Mit Fahrtechnik vom Radfahrer zum E‐Biker

Wie für jeden anderen Radler auch, gelten für E-Biker die Regeln der Physik und der Straßenverkehrsordnung. Wer letztere beachtet und erstere nutzt, wird mit dem Pedelec viel Freude erfahren.

Wie bei allen technischen Geräten steht auch vor der Inbetriebnahme eines E-Bikes das genaue Studium der Betriebsanleitung. Im Fahrbetrieb verhält sich das Elektrorad ähnlich dem klassischen Velo gleicher Radgattung, nur kommt der Schub hinzu. An diesen Effekt gewöhnt man sich schnell, am besten beginnt man mit den niedrigen Unterstützungsstufen in einem verkehrsberuhigten Umfeld. Auch spezielle Fahrtechnikkurse können im ersten Schritt helfen.

Vorausschauendes Fahren

Umsicht ist das A und O bei der Teilnahme im Straßenverkehr. Gerade der E-Bike-Fahrer tut gut daran, Situationen schnell einzuschätzen, um adäquat reagieren zu können. Denn andere Verkehrsteilnehmer assoziieren mit dem Anblick eines Radlers keine hohen Geschwindigkeiten. Das fällt etwa in Vorfahrtsituationen ins Gewicht – ein wartepflichtiger Autofahrer, der sich vor einem eher langsamen Radfahrer noch ganz gut einfädeln könnte, verschätzt sich beim E-Biker möglicherweise. „Für andere Verkehrsteilnehmer mitzudenken ist auch beim E-Bike-Piloten enorm wichtig. Vor allem, wenn man als S-Pedelec-Fahrer jenseits der 30 Stundenkilometer unterwegs ist. Diese Geschwindigkeiten werden oft unterschätzt“, so die Experten.

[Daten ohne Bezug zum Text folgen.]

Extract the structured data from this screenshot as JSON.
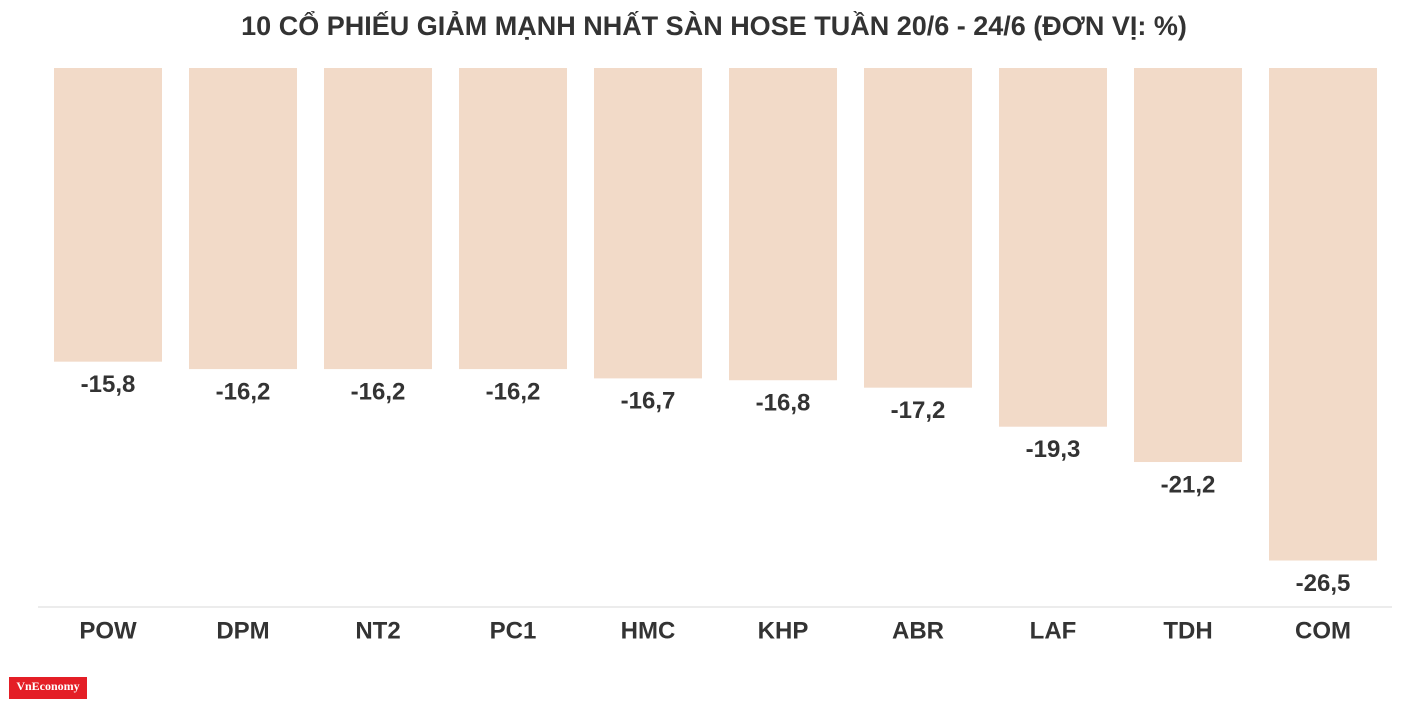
{
  "chart_data": {
    "type": "bar",
    "title": "10 CỔ PHIẾU GIẢM MẠNH NHẤT SÀN HOSE TUẦN 20/6 - 24/6 (ĐƠN VỊ: %)",
    "categories": [
      "POW",
      "DPM",
      "NT2",
      "PC1",
      "HMC",
      "KHP",
      "ABR",
      "LAF",
      "TDH",
      "COM"
    ],
    "values": [
      -15.8,
      -16.2,
      -16.2,
      -16.2,
      -16.7,
      -16.8,
      -17.2,
      -19.3,
      -21.2,
      -26.5
    ],
    "value_labels": [
      "-15,8",
      "-16,2",
      "-16,2",
      "-16,2",
      "-16,7",
      "-16,8",
      "-17,2",
      "-19,3",
      "-21,2",
      "-26,5"
    ],
    "color": "#f2dac8",
    "ylim": [
      -29,
      0
    ],
    "logo": "VnEconomy"
  }
}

Übersetzt man diesen Sachverhalt in Fahrtechnik, so ergibt sich folgende Grundregel: Die Blickrichtung entscheidet, wohin wir fahren und lässt uns Fahrsituationen entsprechend einschätzen. Wer den Kopf vom Vorderrad löst und voraus schaut, fährt sicherer. Für eine Kurvenfahrt bedeutet das: Man dreht Kopf und Oberkörper aktiv in die Kurvenrichtung und schaut frühzeitig aus der Kurve hinaus. So meistert man übrigens auch enge Kurven.

Richtig bremsen

Leicht höhere Durchschnittsgeschwindigkeiten und das Mehrgewicht von Motor und Antrieb verlangen eine stetige Bremsbereitschaft und eine saubere Technik bei einer Vollbremsung. Um ein Gefühl für das Bremsverhalten des Zweirads zu bekommen, hilft zunächst ein bewusstes Blockieren des Hinterrads. Wer weiß, wie sich ein ausbrechendes Hinterrad anfühlt, weiß es auch zu beherrschen. Bricht das Hinterrad zu stark aus, einfach die Bremse lösen und das Rad zieht wieder in seine gewohnte Bahn.

Einen möglichst kurzen und dabei sicheren Bremsweg erreicht man aber erst durch den gleichzeitigen Einsatz von Vorder- und Hinterradbremse. Im Vorfeld muss sich der Fahrer im Klaren darüber sein, welcher Hebel welche Bremse betätigt. Die größte Verzögerungskraft baut übrigens die Vorderradbremse auf, bei falscher Dosierung wirft sie einen aber auch aus dem Sattel. Es gilt, sich an die optimale Dosierung durch mehrfaches Üben heranzutasten, denn viele E-Bikes haben mittlerweile hydraulische Bremssysteme, die für umsteigende Fahrer ungewohnt sein können. Im Idealfall überträgt die Vorderradbremse zwei Drittel der gesamten Bremskraft. Doch nicht nur die Armkraft, auch der Untergrund entscheidet über das Verhalten des Vorderrads. Auf glattem oder rutschigem Untergrund dosiert man die Vorderradbremse möglichst behutsam und vorsichtig. Zusätzlich auf Nummer sicher geht, wer ein Rad mit ABS kauft. Die Idee stammt aus dem Motorradbereich: Bei kniffligen Bremsvorgängen wird die Bremskraft der Vorderradbremse dosiert, sodass ein Blockieren oder ein Sturz über den Lenker vermieden wird.